[Spambayes] Better optimization loop

Tue Nov 19 17:47:02 2002

Tim Peters wrote:
> [Rob Hooft, simplifying simplex]
> 
>>...
>>I decided that we have a perfect way to optimize the ham and spam
>>cutoff values in timcv already, so that I can remove these from the
>>simplex optimization.
> 
> 
> Good observation!  That should help.  simplex isn't fast in the best of
> cases, and in this case ...

Anyone that has a faster optimization algorithm lying around is welcome 
to replace my Simplex code.

>>To that goal I added a "delayed" flexcost to the CostCounter module
>>that can use the optimal cutoffs calculated at the end of timcv.py.
> 
> Those can be pretty extreme; e.g., I've seen it suggest ham_cutoff of 0.99
> and spam_cutoff of 0.995 to get rid of "impossible" FP.

They are in any case better than any other alternative I could think of. 
But if you disagree, you can change the order in which the 
CostCounter.default() builds up the cost counters; the optimization 
always uses the last one.

> It did a little better here too.  The best-cost analyses show that it's also
> nuking FP at the expense of unsures:
> 
> base:
> 
> -> best cost for all runs: $12.80
> -> achieved at 2 cutoff pairs
> -> smallest ham & spam cutoffs 0.52 & 0.95
> ->     fp 1; fn 1; unsure ham 2; unsure spam 7
> ->     fp rate 0.0167%; fn rate 0.0167%; unsure rate 0.075%
> -> largest ham & spam cutoffs 0.525 & 0.95
> ->     fp 1; fn 1; unsure ham 2; unsure spam 7
> ->     fp rate 0.0167%; fn rate 0.0167%; unsure rate 0.075%
> 
> simp:
> 
> -> best cost for all runs: $12.80
> -> best cost for all runs: $11.80
> -> achieved at ham & spam cutoffs 0.495 & 0.995
> ->     fp 0; fn 0; unsure ham 10; unsure spam 49
> ->     fp rate 0%; fn rate 0%; unsure rate 0.492%

Very similar to my case. I'm seriously thinking about removing the 
"hopeless" and "almost hopeless" messages from my corpses. I agree with 
the bayesian statistics that they can't be correctly classified.
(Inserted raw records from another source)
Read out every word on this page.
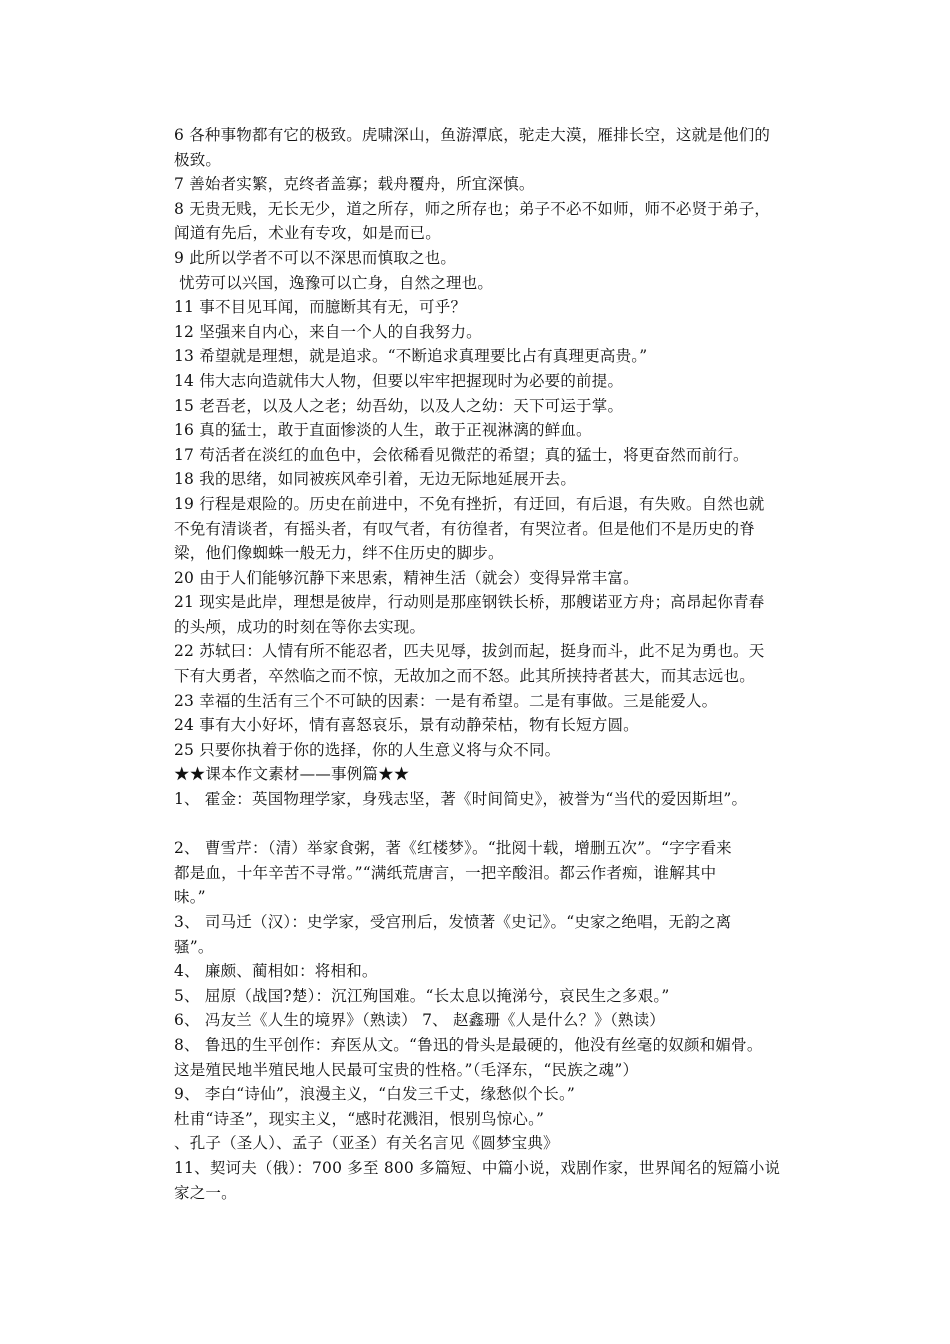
6 各种事物都有它的极致。虎啸深山，鱼游潭底，驼走大漠，雁排长空，这就是他们的
极致。
7 善始者实繁，克终者盖寡；载舟覆舟，所宜深慎。
8 无贵无贱，无长无少，道之所存，师之所存也；弟子不必不如师，师不必贤于弟子，
闻道有先后，术业有专攻，如是而已。
9 此所以学者不可以不深思而慎取之也。
忧劳可以兴国，逸豫可以亡身，自然之理也。
11 事不目见耳闻，而臆断其有无，可乎？
12 坚强来自内心，来自一个人的自我努力。
13 希望就是理想，就是追求。“不断追求真理要比占有真理更高贵。”
14 伟大志向造就伟大人物，但要以牢牢把握现时为必要的前提。
15 老吾老，以及人之老；幼吾幼，以及人之幼：天下可运于掌。
16 真的猛士，敢于直面惨淡的人生，敢于正视淋漓的鲜血。
17 苟活者在淡红的血色中，会依稀看见微茫的希望；真的猛士，将更奋然而前行。
18 我的思绪，如同被疾风牵引着，无边无际地延展开去。
19 行程是艰险的。历史在前进中，不免有挫折，有迂回，有后退，有失败。自然也就
不免有清谈者，有摇头者，有叹气者，有彷徨者，有哭泣者。但是他们不是历史的脊
梁，他们像蜘蛛一般无力，绊不住历史的脚步。
20 由于人们能够沉静下来思索，精神生活（就会）变得异常丰富。
21 现实是此岸，理想是彼岸，行动则是那座钢铁长桥，那艘诺亚方舟；高昂起你青春
的头颅，成功的时刻在等你去实现。
22 苏轼曰：人情有所不能忍者，匹夫见辱，拔剑而起，挺身而斗，此不足为勇也。天
下有大勇者，卒然临之而不惊，无故加之而不怒。此其所挟持者甚大，而其志远也。
23 幸福的生活有三个不可缺的因素：一是有希望。二是有事做。三是能爱人。
24 事有大小好坏，情有喜怒哀乐，景有动静荣枯，物有长短方圆。
25 只要你执着于你的选择，你的人生意义将与众不同。
★★课本作文素材——事例篇★★
1、 霍金：英国物理学家，身残志坚，著《时间简史》，被誉为“当代的爱因斯坦”。
2、 曹雪芹：（清）举家食粥，著《红楼梦》。“批阅十载，增删五次”。“字字看来
都是血，十年辛苦不寻常。”“满纸荒唐言，一把辛酸泪。都云作者痴，谁解其中
味。”
3、 司马迁（汉）：史学家，受宫刑后，发愤著《史记》。“史家之绝唱，无韵之离
骚”。
4、 廉颇、蔺相如：将相和。
5、 屈原（战国?楚）：沉江殉国难。“长太息以掩涕兮，哀民生之多艰。”
6、 冯友兰《人生的境界》（熟读） 7、 赵鑫珊《人是什么？》（熟读）
8、 鲁迅的生平创作：弃医从文。“鲁迅的骨头是最硬的，他没有丝毫的奴颜和媚骨。
这是殖民地半殖民地人民最可宝贵的性格。”（毛泽东，“民族之魂”）
9、 李白“诗仙”，浪漫主义，“白发三千丈，缘愁似个长。”
杜甫“诗圣”，现实主义，“感时花溅泪，恨别鸟惊心。”
、孔子（圣人）、孟子（亚圣）有关名言见《圆梦宝典》
11、契诃夫（俄）：700 多至 800 多篇短、中篇小说，戏剧作家，世界闻名的短篇小说
家之一。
> Ya, I reported that from a paper wrestling with boosting, but it's a common
> observation.  Even in simple settings!  Say you're doing a least-squares
> linear regression on this data:
> 
> x  f(x)
> -  ----
> 1   1.9
> 2   4.1
> 3   5.9
> 4 -10.0
> 5  10.1
> 6  12.1
> 7  13.8
> 
> If you throw out (4, -10), you get an excellent fit to everything that
> remains.  If you leave it in, you still get "an answer", but it's not a good
> fit to anything.

Press et al. report about a "robust fit", which is not a least squares 
but a least absolute deviates fit. It is insensitive to outliers.
Is there an analog idea for us?

> When I try a new thing, I usually start with several runs but on *much* less
> data per run.  If at least 3 of 5 show the effect I was hoping for, I may
> push on; but if 3 of 5 don't, I either give up on it, or change the rules to
> 4 of 7 (if I'm really in love with the idea <wink>).

These optimizations are very sensitive to step-functions, so I need lots 
of data to run them. With a small data set it will stop wherever you 
start it.

Further results I obtained: My idea of running with an fp cost of $2 and 
a square cost function didn't work. It doesn't optimize to a consistent 
position. Increasing the cost of an fp back to $10 and running with the 
same square function did do a reasonable job, it optimized to:

[Classifier]
unknown_word_prob = 0.520415
minimum_prob_strength = 0.315104
unknown_word_strength = 0.215393

So the unknown_word_prob is now back to 0.5 again! I just committed my 
changes to the optimization code, any hints on improvements are welcome.

Rob

-- 
Rob W.W. Hooft  ||  rob@hooft.net  ||  http://www.hooft.net/people/rob/